CEDEAO: le cadre régional de politique de la concurrence (RCPF), un élément essentiel de l’architecture de développement commercial et économique

Les activités de l’Autorité régionale de la concurrence (ERCA) de la Communauté économique des États de l’Afrique de l’Ouest (CEDEAO) lancées le 31 mai 2019 à Banjul, en Gambie ont été suivies, de l’adoption de son plan d’action  2019-2013 par des experts régionaux du commerce et de la concurrence.

Cet événement marquant donnera, entre autres, une impulsion accrue à la santé, à la libre circulation des échanges et des transactions commerciales dans la région.

La vice-présidente de la Commission de la CEDEAO, Mme Finda Koroma, présidente du Conseil, remplaçant Jean-Claude Kassi Brou, président de la Commission de la CEDEAO, à cette rencontre,  a déclaré qu’ERCA renforcerait les politiques économiques, industrielles, commerciales et d’investissement destinées à créer un environnement propice à la réalisation des objectifs suivants: l’union économique et monétaire ciblée pour la région.

Soulignant que le cadre régional de politique de la concurrence (RCPF) est un élément essentiel de l’architecture de développement commercial et économique de la CEDEAO, Mme Koroma a relevé que le fossé entre la formulation et la mise en œuvre des politiques a nécessité une stratégie de plaidoyer solide qui réengage les États membres et les milieux d’affaires de la CEDEAO, ainsi que les partenaires régionaux et internationaux concernés.

Selon la vice-présidente il offrira des conditions de concurrence équitables et équitables à tous les acteurs du marché et favorisera une allocation efficace des ressources, y compris la maximisation du bien-être des consommateurs »

Quatre comportements anticoncurrentiels majeurs

Elle a identifié quatre comportements anticoncurrentiels majeurs sur lesquels la structure de la réglementation et de la concurrence régionales seront axées, en tant qu’accords et pratiques concertées en matière de limitation des échanges, de monopolisation, de fusions et acquisitions ainsi que de distorsions de concurrence «induites par l’État».

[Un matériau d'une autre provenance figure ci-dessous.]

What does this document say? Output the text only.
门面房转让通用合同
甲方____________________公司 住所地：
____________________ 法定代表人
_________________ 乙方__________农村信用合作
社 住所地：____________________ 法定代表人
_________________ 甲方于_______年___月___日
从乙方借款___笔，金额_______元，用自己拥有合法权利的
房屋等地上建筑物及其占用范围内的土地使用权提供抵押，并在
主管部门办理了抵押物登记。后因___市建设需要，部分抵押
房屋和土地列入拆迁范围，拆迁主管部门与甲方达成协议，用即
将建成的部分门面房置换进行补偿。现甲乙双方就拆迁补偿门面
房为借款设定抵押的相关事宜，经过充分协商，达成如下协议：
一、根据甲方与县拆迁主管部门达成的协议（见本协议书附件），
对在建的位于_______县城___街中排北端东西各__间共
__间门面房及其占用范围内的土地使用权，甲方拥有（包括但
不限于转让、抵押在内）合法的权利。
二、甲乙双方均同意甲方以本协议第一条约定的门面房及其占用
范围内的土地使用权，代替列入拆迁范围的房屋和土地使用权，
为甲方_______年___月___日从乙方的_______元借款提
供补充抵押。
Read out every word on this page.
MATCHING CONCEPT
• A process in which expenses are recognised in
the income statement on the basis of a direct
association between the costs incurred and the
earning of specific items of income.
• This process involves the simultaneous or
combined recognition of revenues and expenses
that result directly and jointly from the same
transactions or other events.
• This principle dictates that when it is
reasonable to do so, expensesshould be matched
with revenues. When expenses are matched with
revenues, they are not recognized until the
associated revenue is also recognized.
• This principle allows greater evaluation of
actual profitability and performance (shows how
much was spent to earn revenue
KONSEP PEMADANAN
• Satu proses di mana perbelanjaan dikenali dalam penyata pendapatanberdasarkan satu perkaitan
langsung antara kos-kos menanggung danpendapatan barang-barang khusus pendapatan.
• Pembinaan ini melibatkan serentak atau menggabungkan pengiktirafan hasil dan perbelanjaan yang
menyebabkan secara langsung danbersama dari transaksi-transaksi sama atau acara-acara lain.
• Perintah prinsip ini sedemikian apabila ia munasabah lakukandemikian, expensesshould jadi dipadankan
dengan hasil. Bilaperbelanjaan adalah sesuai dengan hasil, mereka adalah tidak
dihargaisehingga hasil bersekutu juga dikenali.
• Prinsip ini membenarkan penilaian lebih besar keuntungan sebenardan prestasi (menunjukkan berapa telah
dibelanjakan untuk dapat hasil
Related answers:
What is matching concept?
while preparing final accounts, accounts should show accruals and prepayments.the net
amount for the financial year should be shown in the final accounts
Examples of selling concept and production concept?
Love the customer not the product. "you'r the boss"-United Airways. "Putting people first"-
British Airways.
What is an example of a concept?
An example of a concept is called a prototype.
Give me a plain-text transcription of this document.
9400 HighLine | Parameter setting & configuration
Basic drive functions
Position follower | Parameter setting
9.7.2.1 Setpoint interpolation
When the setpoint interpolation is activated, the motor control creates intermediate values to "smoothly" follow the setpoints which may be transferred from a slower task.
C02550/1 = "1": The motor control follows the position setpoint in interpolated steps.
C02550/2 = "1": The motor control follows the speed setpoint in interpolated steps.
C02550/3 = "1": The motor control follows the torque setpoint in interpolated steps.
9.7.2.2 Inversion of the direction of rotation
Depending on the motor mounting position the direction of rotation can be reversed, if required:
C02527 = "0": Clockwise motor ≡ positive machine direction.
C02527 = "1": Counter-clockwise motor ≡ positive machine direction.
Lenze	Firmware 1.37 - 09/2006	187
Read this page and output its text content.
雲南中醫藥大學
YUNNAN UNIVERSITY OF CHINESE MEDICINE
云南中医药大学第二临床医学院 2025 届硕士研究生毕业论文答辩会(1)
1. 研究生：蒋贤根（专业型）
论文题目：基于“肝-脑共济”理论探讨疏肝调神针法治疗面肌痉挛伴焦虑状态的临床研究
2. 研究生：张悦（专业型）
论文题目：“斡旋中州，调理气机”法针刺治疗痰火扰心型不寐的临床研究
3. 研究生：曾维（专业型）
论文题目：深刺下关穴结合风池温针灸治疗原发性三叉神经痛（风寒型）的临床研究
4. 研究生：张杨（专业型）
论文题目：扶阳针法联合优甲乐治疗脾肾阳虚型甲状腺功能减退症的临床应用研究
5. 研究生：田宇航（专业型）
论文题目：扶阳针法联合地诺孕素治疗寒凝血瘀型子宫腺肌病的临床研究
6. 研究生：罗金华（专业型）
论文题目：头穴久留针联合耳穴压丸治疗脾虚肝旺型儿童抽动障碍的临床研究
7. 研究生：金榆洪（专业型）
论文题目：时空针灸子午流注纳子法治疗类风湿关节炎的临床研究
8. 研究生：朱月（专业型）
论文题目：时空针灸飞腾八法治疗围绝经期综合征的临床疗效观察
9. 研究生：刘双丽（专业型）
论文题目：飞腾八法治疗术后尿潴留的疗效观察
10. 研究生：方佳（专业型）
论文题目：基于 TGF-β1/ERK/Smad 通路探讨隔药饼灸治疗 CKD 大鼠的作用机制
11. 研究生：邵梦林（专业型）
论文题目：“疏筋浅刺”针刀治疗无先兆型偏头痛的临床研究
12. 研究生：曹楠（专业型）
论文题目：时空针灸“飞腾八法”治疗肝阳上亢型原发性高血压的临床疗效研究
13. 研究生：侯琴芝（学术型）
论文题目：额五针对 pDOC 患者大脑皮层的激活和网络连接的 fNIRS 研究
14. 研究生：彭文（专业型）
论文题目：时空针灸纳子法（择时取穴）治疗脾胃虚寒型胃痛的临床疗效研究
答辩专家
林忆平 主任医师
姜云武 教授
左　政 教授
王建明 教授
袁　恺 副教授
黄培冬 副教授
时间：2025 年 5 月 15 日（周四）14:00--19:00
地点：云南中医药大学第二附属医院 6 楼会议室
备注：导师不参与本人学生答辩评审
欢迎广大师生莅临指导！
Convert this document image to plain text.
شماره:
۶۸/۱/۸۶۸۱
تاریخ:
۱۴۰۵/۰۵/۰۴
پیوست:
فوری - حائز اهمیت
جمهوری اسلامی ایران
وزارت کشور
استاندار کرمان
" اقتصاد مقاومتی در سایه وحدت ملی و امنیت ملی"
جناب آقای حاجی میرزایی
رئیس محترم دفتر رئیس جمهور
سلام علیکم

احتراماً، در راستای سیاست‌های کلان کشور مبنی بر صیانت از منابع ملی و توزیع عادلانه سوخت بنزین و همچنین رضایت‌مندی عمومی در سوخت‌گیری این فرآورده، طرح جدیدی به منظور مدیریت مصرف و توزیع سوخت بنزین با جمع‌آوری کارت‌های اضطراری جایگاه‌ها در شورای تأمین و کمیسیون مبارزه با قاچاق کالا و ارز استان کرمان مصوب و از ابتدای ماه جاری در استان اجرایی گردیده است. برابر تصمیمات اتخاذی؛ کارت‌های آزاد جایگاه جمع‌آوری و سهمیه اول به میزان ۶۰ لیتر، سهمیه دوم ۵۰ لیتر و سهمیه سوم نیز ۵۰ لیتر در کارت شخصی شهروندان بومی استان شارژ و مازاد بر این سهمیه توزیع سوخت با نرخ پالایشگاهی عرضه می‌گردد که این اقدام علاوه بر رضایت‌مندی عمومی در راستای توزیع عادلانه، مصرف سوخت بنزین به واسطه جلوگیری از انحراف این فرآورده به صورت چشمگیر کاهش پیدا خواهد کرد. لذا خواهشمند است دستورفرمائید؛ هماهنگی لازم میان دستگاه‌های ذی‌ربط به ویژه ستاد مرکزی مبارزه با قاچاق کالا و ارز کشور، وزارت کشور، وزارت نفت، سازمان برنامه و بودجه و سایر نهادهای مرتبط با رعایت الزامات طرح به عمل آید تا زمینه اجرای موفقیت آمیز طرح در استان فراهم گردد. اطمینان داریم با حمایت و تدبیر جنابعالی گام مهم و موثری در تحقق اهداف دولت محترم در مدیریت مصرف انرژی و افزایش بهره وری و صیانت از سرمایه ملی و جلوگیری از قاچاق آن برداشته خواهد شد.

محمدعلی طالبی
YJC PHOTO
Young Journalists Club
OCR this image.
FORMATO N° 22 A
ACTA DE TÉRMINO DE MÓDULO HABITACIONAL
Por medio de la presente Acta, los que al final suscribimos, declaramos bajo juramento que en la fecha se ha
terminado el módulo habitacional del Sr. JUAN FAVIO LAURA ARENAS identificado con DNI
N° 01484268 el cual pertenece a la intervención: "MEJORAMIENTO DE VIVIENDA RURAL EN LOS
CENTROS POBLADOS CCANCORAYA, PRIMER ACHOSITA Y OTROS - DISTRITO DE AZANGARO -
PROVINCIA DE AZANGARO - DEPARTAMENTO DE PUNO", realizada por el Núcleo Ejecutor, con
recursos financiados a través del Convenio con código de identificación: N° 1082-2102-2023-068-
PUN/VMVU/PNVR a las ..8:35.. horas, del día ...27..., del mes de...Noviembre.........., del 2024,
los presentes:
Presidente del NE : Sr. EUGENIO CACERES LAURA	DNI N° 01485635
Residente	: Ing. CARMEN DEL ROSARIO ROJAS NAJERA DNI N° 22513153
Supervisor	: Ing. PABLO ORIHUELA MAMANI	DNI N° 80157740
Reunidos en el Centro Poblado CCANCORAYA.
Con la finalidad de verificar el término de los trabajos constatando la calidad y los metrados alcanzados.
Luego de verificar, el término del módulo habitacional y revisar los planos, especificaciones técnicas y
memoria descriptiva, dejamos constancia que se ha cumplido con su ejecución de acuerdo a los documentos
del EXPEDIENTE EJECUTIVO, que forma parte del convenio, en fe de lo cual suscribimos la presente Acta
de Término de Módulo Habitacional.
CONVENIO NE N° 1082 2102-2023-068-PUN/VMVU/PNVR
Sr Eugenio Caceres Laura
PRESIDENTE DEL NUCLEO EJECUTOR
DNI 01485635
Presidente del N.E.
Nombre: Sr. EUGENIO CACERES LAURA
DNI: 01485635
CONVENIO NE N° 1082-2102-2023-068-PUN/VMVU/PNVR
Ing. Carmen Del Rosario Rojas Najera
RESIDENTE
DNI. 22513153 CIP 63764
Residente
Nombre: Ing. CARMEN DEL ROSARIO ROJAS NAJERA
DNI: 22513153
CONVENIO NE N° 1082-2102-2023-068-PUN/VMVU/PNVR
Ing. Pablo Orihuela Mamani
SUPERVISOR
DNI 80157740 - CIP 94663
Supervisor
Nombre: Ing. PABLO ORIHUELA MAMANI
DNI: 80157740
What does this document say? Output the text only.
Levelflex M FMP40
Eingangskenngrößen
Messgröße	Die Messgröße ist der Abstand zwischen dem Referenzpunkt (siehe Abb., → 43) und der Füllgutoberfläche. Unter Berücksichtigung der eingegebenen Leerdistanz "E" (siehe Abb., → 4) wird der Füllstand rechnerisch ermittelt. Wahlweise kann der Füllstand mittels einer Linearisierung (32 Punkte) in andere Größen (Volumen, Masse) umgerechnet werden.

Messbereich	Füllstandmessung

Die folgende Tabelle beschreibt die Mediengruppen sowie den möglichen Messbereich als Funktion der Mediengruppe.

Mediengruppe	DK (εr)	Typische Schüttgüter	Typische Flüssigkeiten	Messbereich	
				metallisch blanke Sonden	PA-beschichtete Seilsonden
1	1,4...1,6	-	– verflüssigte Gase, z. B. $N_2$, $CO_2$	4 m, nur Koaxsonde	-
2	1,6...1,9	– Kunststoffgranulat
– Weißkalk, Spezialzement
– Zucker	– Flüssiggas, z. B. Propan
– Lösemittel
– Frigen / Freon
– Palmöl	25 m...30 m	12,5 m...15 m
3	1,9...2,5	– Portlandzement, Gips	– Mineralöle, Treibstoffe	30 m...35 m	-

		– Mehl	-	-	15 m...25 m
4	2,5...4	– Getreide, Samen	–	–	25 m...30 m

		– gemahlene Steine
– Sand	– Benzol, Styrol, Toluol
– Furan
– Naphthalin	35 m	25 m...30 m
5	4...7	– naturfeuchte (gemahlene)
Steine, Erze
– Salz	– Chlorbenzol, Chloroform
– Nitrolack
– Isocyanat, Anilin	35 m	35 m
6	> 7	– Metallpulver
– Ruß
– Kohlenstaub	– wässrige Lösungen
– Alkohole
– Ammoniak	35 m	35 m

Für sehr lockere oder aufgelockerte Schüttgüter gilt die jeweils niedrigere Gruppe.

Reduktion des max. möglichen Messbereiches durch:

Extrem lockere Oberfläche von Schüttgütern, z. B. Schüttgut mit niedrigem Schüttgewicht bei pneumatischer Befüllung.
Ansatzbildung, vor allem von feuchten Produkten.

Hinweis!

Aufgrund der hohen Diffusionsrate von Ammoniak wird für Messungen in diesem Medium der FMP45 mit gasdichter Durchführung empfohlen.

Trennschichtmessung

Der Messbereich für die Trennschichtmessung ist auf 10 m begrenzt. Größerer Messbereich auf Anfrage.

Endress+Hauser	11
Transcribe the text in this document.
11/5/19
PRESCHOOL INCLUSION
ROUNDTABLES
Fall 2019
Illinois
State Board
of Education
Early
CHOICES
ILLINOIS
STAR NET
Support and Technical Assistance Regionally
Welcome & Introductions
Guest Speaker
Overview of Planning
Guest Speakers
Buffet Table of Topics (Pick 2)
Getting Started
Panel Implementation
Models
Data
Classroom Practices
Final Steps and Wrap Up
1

Au nom du gouvernement et des populations et de la Gambie, le ministre du Commerce, de l’Industrie, de l’Intégration régionale et de l’Emploi du pays hôte, M. Lamin Jobe, a déclaré : « Cela a été lent, mais nous en sommes maintenant à un moment propice où la coopération régionale, continentale et mondiale en matière de concurrence est devenue une sagesse conventionnelle »

Le président du Conseil des ministres de la CEDEAO, M. Godfrey Onyeama, représenté par M. Joseph Oyi, a salué les progrès gigantesques accomplis dans la mise en œuvre de l’ERCA, qui, a-t-il déclaré, est censé servir l’intérêt général du peuple ouest-africain en matière de création d’emplois et de richesses, réduction de la pauvreté et amélioration de leur bien-être général. Il a rappelé l’engagement déclaré du gouvernement nigérian en faveur de la promotion d’un commerce sain, propice à la croissance et au développement économiques, grâce à la recherche incessante de programmes durables facilitant les transactions commerciales.

Dans son message, au nom du président de la Fédération de la Chambre de commerce et d’industrie d’Afrique de l’Ouest (FEWACCI), M. Aminou Akadiri, a déclaré qu’il était clairement nécessaire que le secteur privé participe aux travaux d’ERCA.

« Cela va donner confiance aux entreprises et contribuer à attirer davantage d’investissements directs étrangers dans la région grâce à des agences autonomes telles que ERCA, qui aident à surmonter les goulots d’étranglement bureaucratiques qui entravent le commerce », a-t-il ajouté.

Le plan d’action ERCA 2019-2013 adopté précédemment par les experts, après la présentation de leur rapport en 422 points, énonce certains objectifs stratégiques soigneusement élaborés pour favoriser des échanges commerciaux sains et compétitifs. Celles-ci s’articulent autour de la nécessité de garantir des cadres juridiques et politiques appropriés pour l’application et la mise en œuvre des règles de concurrence communautaires, ainsi que le renforcement des capacités des régulateurs et des parties prenantes en matière de concurrence et de protection des consommateurs.